En otra vida

Es verdad, Eva, que fuiste un indio. Y te diré más: de todos los que habitaron Mesoamérica, tú fuiste el que mató al segundo Moctezuma. No por violenta, ni por elegida, más bien por oportuna. Andaba el emperador tan crecidito en sus privilegios, tan intocable en su pedestal. Lo tenía todo, se le satisfacían todos sus caprichos, pero hacía tiempo que los sacerdotes, ciegos de realidad, ya no iluminaban al pueblo con la palabra del Dios, y le llegaba el turno, como les había llegado a todos antes, de pagar con su propia sangre el exceso de yugo. Para qué tantas guerras, tanto sacrificar enemigos, si incluso la gloria de las batallas se la llevaban los sacerdotes, pues había sido el Dios quien las vencía. Tú galopabas el altiplano, príncipe humilde y sin jerarquías de toda tu raza, tu madre campesina, tu padre guerrero. De olmecas a toltecas y de mayas a aztecas, la tierra siempre fue tuya, de los tuyos. Y si te aliaste con los conquistadores, fue para hacer justicia: que el hambre no entiende de impuestos, de pirámides, ni de templos carísimos construidos con el sudor de los tuyos, a cambio de nada.
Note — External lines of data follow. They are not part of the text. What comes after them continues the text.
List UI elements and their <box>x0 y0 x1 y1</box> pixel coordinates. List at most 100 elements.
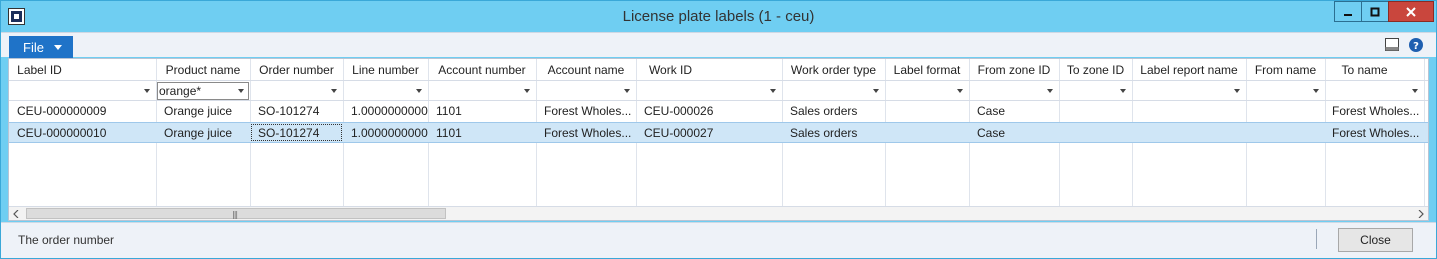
status-separator <box>1316 229 1317 249</box>
window-controls <box>1334 1 1434 23</box>
menu-bar: File ? <box>1 32 1436 58</box>
cell-label-format[interactable] <box>888 123 969 142</box>
chevron-down-icon[interactable] <box>1120 89 1126 93</box>
cell-work-id[interactable]: CEU-000026 <box>639 101 782 122</box>
cell-from-zone-id[interactable]: Case <box>972 101 1059 122</box>
cell-account-number[interactable]: 1101 <box>431 123 536 142</box>
cell-account-number[interactable]: 1101 <box>431 101 536 122</box>
maximize-button[interactable] <box>1361 1 1389 22</box>
col-label-id[interactable]: Label ID <box>9 59 70 81</box>
filter-work-id[interactable] <box>636 81 782 101</box>
filter-account-name[interactable] <box>536 81 636 101</box>
cell-work-order-type[interactable]: Sales orders <box>785 123 885 142</box>
chevron-down-icon[interactable] <box>1313 89 1319 93</box>
cell-order-number[interactable]: SO-101274 <box>253 101 343 122</box>
chevron-down-icon[interactable] <box>770 89 776 93</box>
svg-text:?: ? <box>1413 41 1419 52</box>
chevron-left-icon <box>13 209 19 218</box>
chevron-down-icon[interactable] <box>524 89 530 93</box>
filter-account-number[interactable] <box>428 81 536 101</box>
cell-from-name[interactable] <box>1249 123 1325 142</box>
cell-account-name[interactable]: Forest Wholes... <box>539 101 636 122</box>
col-from-zone-id[interactable]: From zone ID <box>969 59 1059 81</box>
cell-to-zone-id[interactable] <box>1062 101 1132 122</box>
col-account-name[interactable]: Account name <box>536 59 636 81</box>
col-to-name[interactable]: To name <box>1325 59 1404 81</box>
status-text: The order number <box>18 233 115 247</box>
filter-order-number[interactable] <box>250 81 343 101</box>
cell-label-format[interactable] <box>888 101 969 122</box>
col-product-name[interactable]: Product name <box>156 59 250 81</box>
chevron-right-icon <box>1418 209 1424 218</box>
filter-product-name[interactable]: orange* <box>156 81 250 101</box>
cell-to-zone-id[interactable] <box>1062 123 1132 142</box>
close-button[interactable]: Close <box>1338 228 1413 252</box>
col-order-number[interactable]: Order number <box>250 59 343 81</box>
filter-to-name[interactable] <box>1325 81 1424 101</box>
filter-label-id[interactable] <box>9 81 156 101</box>
chevron-down-icon[interactable] <box>416 89 422 93</box>
filter-product-name-value[interactable]: orange* <box>159 83 201 99</box>
cell-order-number-focused[interactable]: SO-101274 <box>250 123 343 142</box>
cell-to-name[interactable]: Forest Wholes... <box>1327 101 1424 122</box>
layout-icon[interactable] <box>1384 37 1400 53</box>
horizontal-scrollbar[interactable]: ||| <box>9 206 1428 220</box>
file-menu-button[interactable]: File <box>9 36 73 58</box>
scroll-right-button[interactable] <box>1414 207 1428 220</box>
maximize-icon <box>1370 7 1380 16</box>
filter-from-name[interactable] <box>1246 81 1325 101</box>
labels-grid: Label ID Product name Order number Line … <box>8 58 1429 221</box>
filter-label-report-name[interactable] <box>1132 81 1246 101</box>
chevron-down-icon[interactable] <box>1412 89 1418 93</box>
help-icon[interactable]: ? <box>1408 37 1424 53</box>
license-plate-labels-window: License plate labels (1 - ceu) File ? La… <box>0 0 1437 259</box>
col-label-format[interactable]: Label format <box>885 59 969 81</box>
menu-right-icons: ? <box>1384 37 1424 53</box>
close-window-button[interactable] <box>1388 1 1434 22</box>
col-work-id[interactable]: Work ID <box>636 59 705 81</box>
col-from-name[interactable]: From name <box>1246 59 1325 81</box>
chevron-down-icon[interactable] <box>624 89 630 93</box>
filter-to-zone-id[interactable] <box>1059 81 1132 101</box>
cell-line-number[interactable]: 1.0000000000 <box>346 101 428 122</box>
window-title: License plate labels (1 - ceu) <box>622 8 815 25</box>
scroll-left-button[interactable] <box>9 207 23 220</box>
cell-from-name[interactable] <box>1249 101 1325 122</box>
cell-label-report-name[interactable] <box>1135 101 1246 122</box>
cell-product-name[interactable]: Orange juice <box>159 123 250 142</box>
filter-row: orange* <box>9 81 1428 101</box>
chevron-down-icon[interactable] <box>144 89 150 93</box>
minimize-button[interactable] <box>1334 1 1362 22</box>
filter-from-zone-id[interactable] <box>969 81 1059 101</box>
cell-work-id[interactable]: CEU-000027 <box>639 123 782 142</box>
chevron-down-icon[interactable] <box>1234 89 1240 93</box>
col-label-report-name[interactable]: Label report name <box>1132 59 1246 81</box>
cell-from-zone-id[interactable]: Case <box>972 123 1059 142</box>
filter-label-format[interactable] <box>885 81 969 101</box>
chevron-down-icon[interactable] <box>957 89 963 93</box>
file-menu-label: File <box>23 39 44 55</box>
col-work-order-type[interactable]: Work order type <box>782 59 885 81</box>
chevron-down-icon[interactable] <box>238 89 244 93</box>
cell-label-id[interactable]: CEU-000000009 <box>12 101 156 122</box>
col-line-number[interactable]: Line number <box>343 59 428 81</box>
title-bar[interactable]: License plate labels (1 - ceu) <box>1 1 1436 32</box>
filter-line-number[interactable] <box>343 81 428 101</box>
table-row-selected[interactable]: CEU-000000010 Orange juice SO-101274 1.0… <box>9 122 1428 143</box>
cell-label-id[interactable]: CEU-000000010 <box>12 123 156 142</box>
col-account-number[interactable]: Account number <box>428 59 536 81</box>
cell-to-name[interactable]: Forest Wholes... <box>1327 123 1424 142</box>
chevron-down-icon[interactable] <box>873 89 879 93</box>
cell-account-name[interactable]: Forest Wholes... <box>539 123 636 142</box>
col-to-zone-id[interactable]: To zone ID <box>1059 59 1132 81</box>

Cuando el Sol se ponía dizque luchaba en la noche contra horribles peligros, pero tú heredabas otro enemigo, toda una casta, siempre la misma, la que aún sigue viva. Y serías tú quien clavase el puñal violento, el puñal decisivo, el puñal oportuno en el pecho del tirano, una escena rápida que a veces olvidas. ¿Pues no iba a ser su sagrado amuleto la gran arma que de todo le salvaría? Indígenas, prehistóricos, pero no estúpidos. Y si el tiempo es siempre injusto, si la maldad insiste en reproducirse, eso a ti ya no te importa. Los conquistadores te traicionarían con el mismo descaro con el que engañaban a la corona española, pero eso a ti ya no te preocuparía. Que cristianizasen si querían. El resto de tu vida después de aquel puñal que clavaste ya sería irrelevante, una simple espera, un tránsito hasta tu siguiente vida, muy probablemente la que estás viviendo ahora.